Key takeaway: Use custom monitoring setups for real control over costs. The switch from Blob to local storage saved us loads without a performance hit.
Over-provisioning Resources
Cloud newbies often over-provision, and we weren’t immune. We gave some apps way more CPU and storage than they needed, just to be safe, but ended up paying for capacity we didn’t even use. Over time, we tuned things down using data from Prometheus and Grafana, getting the apps to fit neatly into what they actually needed. Huge savings, same performance.
Key takeaway: Don’t be afraid to downscale once you know how much your apps really need. It’ll save you money without hurting performance.
Compliance and Security
During our POC phase, Bitdefender’s security dashboard was a lifesaver. It showed us where our security gaps were and helped us lock down trusted images from trusted registries. We also made sure traffic between Azure Blob Storage and apps was secure using Private Endpoints, but man, those ingress and egress charges added up fast.
Key takeaway: Early security investments during POC pay off big time. Watch out for those ingress/egress/storage transaction fees ... they will creep up on you.
Vendor Lock-In and Migration Complexities
Terraform? Yeah, we love it. But here’s the catch: it’s heavily tied to Azure’s modules. Want to switch cloud vendors? Get ready to rework your entire playbook. On the plus side, our Ansible playbooks for managing DBaaS and ProxySQL are vendor-agnostic, and our Helm charts are so flexible they even worked on a manually deployed kubeadmin cluster.
Key takeaway: Vendor lock-in is real, especially with Terraform.
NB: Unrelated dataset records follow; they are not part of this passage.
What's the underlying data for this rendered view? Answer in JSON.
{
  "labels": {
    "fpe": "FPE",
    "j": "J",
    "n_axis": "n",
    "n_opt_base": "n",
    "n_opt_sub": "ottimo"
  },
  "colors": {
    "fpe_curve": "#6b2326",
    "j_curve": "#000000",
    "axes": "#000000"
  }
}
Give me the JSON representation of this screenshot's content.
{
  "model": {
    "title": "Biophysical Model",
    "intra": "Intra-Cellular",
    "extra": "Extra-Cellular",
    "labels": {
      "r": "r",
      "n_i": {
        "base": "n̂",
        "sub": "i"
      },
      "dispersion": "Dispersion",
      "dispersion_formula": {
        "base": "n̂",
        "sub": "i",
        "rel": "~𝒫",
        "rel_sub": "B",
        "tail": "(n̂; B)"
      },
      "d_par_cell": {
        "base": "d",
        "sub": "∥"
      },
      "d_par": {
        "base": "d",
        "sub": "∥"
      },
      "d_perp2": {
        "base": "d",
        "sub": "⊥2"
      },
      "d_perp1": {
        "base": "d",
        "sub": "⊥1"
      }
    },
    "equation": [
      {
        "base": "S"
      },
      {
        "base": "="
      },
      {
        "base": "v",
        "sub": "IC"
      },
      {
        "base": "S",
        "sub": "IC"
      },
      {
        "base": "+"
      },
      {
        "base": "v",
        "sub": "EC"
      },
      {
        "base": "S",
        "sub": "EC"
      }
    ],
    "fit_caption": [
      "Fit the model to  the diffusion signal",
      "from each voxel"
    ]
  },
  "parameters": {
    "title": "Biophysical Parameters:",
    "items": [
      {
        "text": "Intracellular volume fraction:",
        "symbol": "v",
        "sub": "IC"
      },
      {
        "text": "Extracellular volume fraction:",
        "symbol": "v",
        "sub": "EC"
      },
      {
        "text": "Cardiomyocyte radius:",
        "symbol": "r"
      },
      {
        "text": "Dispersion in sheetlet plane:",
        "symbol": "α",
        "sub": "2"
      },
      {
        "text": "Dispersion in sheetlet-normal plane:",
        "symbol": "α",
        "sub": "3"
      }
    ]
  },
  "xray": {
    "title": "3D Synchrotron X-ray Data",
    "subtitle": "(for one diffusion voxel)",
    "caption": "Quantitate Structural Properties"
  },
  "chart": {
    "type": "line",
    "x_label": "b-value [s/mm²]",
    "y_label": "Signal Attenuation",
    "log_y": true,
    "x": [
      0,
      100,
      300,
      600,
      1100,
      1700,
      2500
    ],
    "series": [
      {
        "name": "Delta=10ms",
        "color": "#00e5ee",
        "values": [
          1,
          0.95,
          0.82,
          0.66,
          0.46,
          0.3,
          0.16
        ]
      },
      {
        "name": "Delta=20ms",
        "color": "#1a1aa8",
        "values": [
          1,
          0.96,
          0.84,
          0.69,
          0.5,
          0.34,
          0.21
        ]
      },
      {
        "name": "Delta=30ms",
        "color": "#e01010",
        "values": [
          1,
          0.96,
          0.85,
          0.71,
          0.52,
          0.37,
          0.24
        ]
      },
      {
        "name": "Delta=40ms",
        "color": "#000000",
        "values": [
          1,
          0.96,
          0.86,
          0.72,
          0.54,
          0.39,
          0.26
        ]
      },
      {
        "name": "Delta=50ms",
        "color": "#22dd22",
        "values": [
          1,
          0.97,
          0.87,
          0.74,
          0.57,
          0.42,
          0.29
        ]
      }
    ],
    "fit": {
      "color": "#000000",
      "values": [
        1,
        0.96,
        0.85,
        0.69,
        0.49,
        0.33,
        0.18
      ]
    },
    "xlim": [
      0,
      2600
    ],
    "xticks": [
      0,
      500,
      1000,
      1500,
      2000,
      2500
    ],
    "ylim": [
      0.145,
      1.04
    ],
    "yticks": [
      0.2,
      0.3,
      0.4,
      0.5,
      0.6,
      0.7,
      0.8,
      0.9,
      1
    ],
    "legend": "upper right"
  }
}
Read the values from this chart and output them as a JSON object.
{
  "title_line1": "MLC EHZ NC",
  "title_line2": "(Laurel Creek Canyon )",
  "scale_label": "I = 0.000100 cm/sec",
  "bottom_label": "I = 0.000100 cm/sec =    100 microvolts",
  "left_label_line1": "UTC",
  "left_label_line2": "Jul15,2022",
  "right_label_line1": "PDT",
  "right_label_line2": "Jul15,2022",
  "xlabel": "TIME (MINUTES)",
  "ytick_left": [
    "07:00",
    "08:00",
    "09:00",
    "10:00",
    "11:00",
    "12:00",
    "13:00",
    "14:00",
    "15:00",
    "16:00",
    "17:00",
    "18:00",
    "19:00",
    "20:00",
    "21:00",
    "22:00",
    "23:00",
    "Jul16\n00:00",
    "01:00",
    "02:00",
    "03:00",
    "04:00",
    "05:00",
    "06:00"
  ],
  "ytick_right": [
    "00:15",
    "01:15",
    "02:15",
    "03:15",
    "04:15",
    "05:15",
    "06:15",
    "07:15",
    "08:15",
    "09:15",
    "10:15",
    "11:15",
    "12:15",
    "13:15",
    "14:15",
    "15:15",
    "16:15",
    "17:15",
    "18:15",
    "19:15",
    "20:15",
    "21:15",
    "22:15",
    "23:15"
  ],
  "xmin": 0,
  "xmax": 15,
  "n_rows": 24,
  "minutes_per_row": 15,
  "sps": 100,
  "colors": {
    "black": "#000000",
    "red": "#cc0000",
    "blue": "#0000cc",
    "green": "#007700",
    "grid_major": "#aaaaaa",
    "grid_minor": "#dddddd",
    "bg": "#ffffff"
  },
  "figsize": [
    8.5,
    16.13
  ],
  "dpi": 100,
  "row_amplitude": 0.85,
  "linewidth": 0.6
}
Keep your Helm charts and Ansible playbooks flexible so you don’t end up stuck.
Unexpected Downtime and Service Disruptions
Even with the best-laid plans, there’s always a hiccup. We had a few surprise disruptions during the migration—mostly caused by subtle differences between OpenShift and AKS configurations (hello, networking issues!). And remember, downtime means more than just annoyed users; it means dollars lost.
Key takeaway: Expect the unexpected. Have backup plans for downtime, and test your hybrid setups thoroughly.
Conclusion
Cloud migration isn’t just about moving things over; it’s about understanding how each change can add to the bill. From hidden data transfer costs to surprise downtime, it pays to be vigilant. Oh, and a shout-out to Microsoft Billing for helping us sort out a microservice issue after an AKS upgrade that made our Blob Storage bills skyrocket—team effort for the win!
Final thought: Cloud adoption is worth it, but only if you stay on top of the little things that can turn into big costs later on.